The Data struct contains the fields format, nature, and intrinsics.
Supported Formats
| Format | Extension | Description |
|---|---|---|
:pqt | .parquet | Apache Parquet columnar format |
:sqlite3 | .db, .sqlite | SQLite 3 database |
:duckdb | .duckdb | DuckDB database |
:arrow | .arrow | Apache Arrow IPC file format |
:feather | .feather | Feather V1 format |
Examples
iex> {:ok, file} = File.read("data.parquet")
iex> result = FormatParser.Data.parse(file)
%FormatParser.Data{format: :pqt, nature: :data, intrinsics: %{}}
Summary
Functions
Parses binary data to detect data file formats.
Types
Functions
Parses binary data to detect data file formats.
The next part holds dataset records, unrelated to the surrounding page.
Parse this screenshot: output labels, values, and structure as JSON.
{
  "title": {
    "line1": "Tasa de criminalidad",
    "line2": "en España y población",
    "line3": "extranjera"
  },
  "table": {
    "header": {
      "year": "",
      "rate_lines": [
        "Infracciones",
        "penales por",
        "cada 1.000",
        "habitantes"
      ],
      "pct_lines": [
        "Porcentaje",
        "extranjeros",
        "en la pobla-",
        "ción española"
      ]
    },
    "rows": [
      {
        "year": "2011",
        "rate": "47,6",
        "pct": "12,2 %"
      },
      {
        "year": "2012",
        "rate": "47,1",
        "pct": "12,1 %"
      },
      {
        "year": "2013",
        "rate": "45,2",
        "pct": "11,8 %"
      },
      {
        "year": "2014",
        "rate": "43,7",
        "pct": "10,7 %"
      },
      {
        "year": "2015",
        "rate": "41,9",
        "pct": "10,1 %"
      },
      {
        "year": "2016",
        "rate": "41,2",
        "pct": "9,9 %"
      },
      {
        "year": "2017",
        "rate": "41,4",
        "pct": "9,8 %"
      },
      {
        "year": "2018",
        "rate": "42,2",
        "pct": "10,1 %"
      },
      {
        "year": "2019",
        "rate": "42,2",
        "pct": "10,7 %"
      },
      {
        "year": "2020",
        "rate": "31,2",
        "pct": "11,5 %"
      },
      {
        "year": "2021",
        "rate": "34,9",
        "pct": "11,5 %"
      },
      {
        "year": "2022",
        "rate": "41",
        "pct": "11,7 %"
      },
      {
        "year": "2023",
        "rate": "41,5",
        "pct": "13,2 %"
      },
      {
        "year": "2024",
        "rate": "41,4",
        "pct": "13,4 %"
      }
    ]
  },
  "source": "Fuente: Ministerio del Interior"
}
This function attempts to identify data formats by examining magic bytes at the beginning of the binary content.
Arguments
input- Can be one of:{:error, binary}- A tuple containing binary file content (used in parser chain)binary- Raw binary file contentany- Any other value is returned as-is (pass-through for parser chain)
Returns
%FormatParser.Data{}- When a supported data format is detected{:error, binary}- When the format is not recognized (for parser chain)- The input unchanged - When input is neither a binary nor an error tuple
Examples
iex> {:ok, file} = File.read("priv/test.parquet")
iex> FormatParser.Data.parse(file)
%FormatParser.Data{format: :pqt, nature: :data, intrinsics: %{}}
iex> FormatParser.Data.parse({:error, <<80, 65, 82, 49, 0>>})
%FormatParser.Data{format: :pqt, nature: :data, intrinsics: %{}}
iex> FormatParser.Data.parse(%FormatParser.Image{})
%FormatParser.Image{}